I’m on record about a million times that I dislike head-up displays which clutter the field of vision in your windshield. Vast differs because you can mount the screen well off to your right; I found it minimally distracting.

Taking photos of this system is tricky – I did the best I could with my cell phone. Playing around with the contrast and brightness controls can help improve the image quality.

But I can tell you that the system gives you a clear view of what’s coming up ahead, in daylight, at dusk, even in near-complete darkness.

Night Vision system

Some of the videos on the company’s web site  do a better job than I could anyway of showing what the images look like. These are clearly from customers, not from pro video shooters, so my apologies in advance for some of the editing and the language…
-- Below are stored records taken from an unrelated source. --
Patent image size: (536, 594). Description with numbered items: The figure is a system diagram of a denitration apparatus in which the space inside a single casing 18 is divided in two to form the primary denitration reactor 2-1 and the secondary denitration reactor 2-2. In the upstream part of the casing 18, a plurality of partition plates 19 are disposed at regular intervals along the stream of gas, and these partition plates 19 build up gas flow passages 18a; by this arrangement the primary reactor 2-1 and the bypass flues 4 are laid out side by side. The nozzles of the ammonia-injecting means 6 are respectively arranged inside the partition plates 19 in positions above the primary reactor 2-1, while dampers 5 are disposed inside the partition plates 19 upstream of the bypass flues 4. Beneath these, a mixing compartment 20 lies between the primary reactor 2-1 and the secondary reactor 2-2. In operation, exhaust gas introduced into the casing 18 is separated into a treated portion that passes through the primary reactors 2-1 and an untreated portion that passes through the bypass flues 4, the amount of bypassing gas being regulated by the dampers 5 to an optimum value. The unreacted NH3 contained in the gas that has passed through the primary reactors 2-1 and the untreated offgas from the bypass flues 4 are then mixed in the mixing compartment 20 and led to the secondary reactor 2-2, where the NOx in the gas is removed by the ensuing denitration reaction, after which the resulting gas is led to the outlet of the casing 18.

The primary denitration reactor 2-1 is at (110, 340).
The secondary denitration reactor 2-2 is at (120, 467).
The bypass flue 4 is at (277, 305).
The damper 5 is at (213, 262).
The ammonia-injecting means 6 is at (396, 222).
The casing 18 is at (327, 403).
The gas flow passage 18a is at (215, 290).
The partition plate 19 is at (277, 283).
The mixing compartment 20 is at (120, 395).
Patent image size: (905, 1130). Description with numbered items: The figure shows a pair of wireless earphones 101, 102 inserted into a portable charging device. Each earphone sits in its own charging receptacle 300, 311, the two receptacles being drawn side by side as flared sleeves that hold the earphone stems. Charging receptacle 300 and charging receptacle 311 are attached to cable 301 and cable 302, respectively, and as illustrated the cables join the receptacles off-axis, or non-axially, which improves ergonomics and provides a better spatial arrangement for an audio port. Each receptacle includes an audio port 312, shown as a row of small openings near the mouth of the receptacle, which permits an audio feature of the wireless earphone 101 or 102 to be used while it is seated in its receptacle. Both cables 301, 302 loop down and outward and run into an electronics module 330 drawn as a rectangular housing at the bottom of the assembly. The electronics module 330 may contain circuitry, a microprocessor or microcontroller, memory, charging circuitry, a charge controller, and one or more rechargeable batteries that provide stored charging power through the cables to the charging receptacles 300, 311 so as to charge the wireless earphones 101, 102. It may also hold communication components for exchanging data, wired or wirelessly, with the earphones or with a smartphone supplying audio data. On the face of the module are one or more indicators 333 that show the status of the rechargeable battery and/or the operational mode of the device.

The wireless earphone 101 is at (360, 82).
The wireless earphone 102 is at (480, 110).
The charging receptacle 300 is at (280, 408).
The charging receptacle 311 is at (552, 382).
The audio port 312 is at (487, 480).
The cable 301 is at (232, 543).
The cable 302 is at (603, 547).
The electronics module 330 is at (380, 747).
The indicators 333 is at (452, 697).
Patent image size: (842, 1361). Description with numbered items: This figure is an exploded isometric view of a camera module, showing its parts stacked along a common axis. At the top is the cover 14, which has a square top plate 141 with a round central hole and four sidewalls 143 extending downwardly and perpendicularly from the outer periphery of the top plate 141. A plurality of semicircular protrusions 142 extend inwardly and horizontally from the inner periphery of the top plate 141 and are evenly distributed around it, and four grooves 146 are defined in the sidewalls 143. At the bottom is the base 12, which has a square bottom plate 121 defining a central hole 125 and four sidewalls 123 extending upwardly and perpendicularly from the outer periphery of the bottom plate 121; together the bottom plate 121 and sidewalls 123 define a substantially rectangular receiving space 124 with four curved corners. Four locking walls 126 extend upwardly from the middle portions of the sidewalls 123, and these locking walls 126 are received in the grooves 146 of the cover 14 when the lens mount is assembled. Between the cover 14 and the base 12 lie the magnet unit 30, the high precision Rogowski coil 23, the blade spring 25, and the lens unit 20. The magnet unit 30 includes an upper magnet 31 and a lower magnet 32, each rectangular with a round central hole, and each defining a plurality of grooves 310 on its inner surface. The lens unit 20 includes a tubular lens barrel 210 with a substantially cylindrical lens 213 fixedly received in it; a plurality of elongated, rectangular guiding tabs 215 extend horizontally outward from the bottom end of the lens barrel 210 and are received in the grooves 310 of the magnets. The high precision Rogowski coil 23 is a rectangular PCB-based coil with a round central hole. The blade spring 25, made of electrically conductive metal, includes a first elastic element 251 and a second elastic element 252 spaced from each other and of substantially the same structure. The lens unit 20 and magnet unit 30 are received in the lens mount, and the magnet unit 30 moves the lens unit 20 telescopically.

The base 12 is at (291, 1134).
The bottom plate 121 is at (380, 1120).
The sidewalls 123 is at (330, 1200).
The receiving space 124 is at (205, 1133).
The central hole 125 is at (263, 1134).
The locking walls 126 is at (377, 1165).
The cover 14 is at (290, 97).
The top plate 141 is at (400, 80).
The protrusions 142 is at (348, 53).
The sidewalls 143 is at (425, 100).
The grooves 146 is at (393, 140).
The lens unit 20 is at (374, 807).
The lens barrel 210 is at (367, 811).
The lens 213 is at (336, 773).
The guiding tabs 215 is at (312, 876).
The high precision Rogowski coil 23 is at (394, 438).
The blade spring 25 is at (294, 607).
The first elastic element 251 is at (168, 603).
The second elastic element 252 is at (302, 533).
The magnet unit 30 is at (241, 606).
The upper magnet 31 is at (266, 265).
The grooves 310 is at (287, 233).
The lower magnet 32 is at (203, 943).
Also, not even my kids know what “minty” means – one of the words used on these videos – but apparently it is an adjective that means “good”. It wouldn’t be a Kenzie review without suggestions for improvement.

The device is made in China, and as is often the case in that scenario, the instruction manual is less than clearly written. Nor is it comprehensive. The buttons that govern its operation are tiny, not well marked, and I found them confusing. Familiarity helps. And because the buttons are on the device which may be more than an  arm’s length away, a remote control might be a useful addition.

So, how much?

Therein hangs another tale.

On that Lanmodo web site, the current price is showing as $499 U.S., marked down from $599. You apparently can order direct from that website, or from Amazon. There’s also a banner on the website that says there is a “Super Early Bird Price of $199″. When you click on that link, it takes you to the”indiegogo.com” website, that to my eye, untrained in the vagaries of web purchasing, suggests the device is available for a mere $119,630 CDN. Geez, are they selling the entire company?

Turns out indiegogo.com is some kind of crowd funding site that appears to have nothing at all to do with selling car safety devices. I have no clue about any of that.

But if you would like to be a safer driver at night, you should look into the Lanmodo Night Vision camera.

The life you save, could be mine,

The dashcam was provided to the writer by the manufacturer. Content and vehicle evaluations were not subject to approval.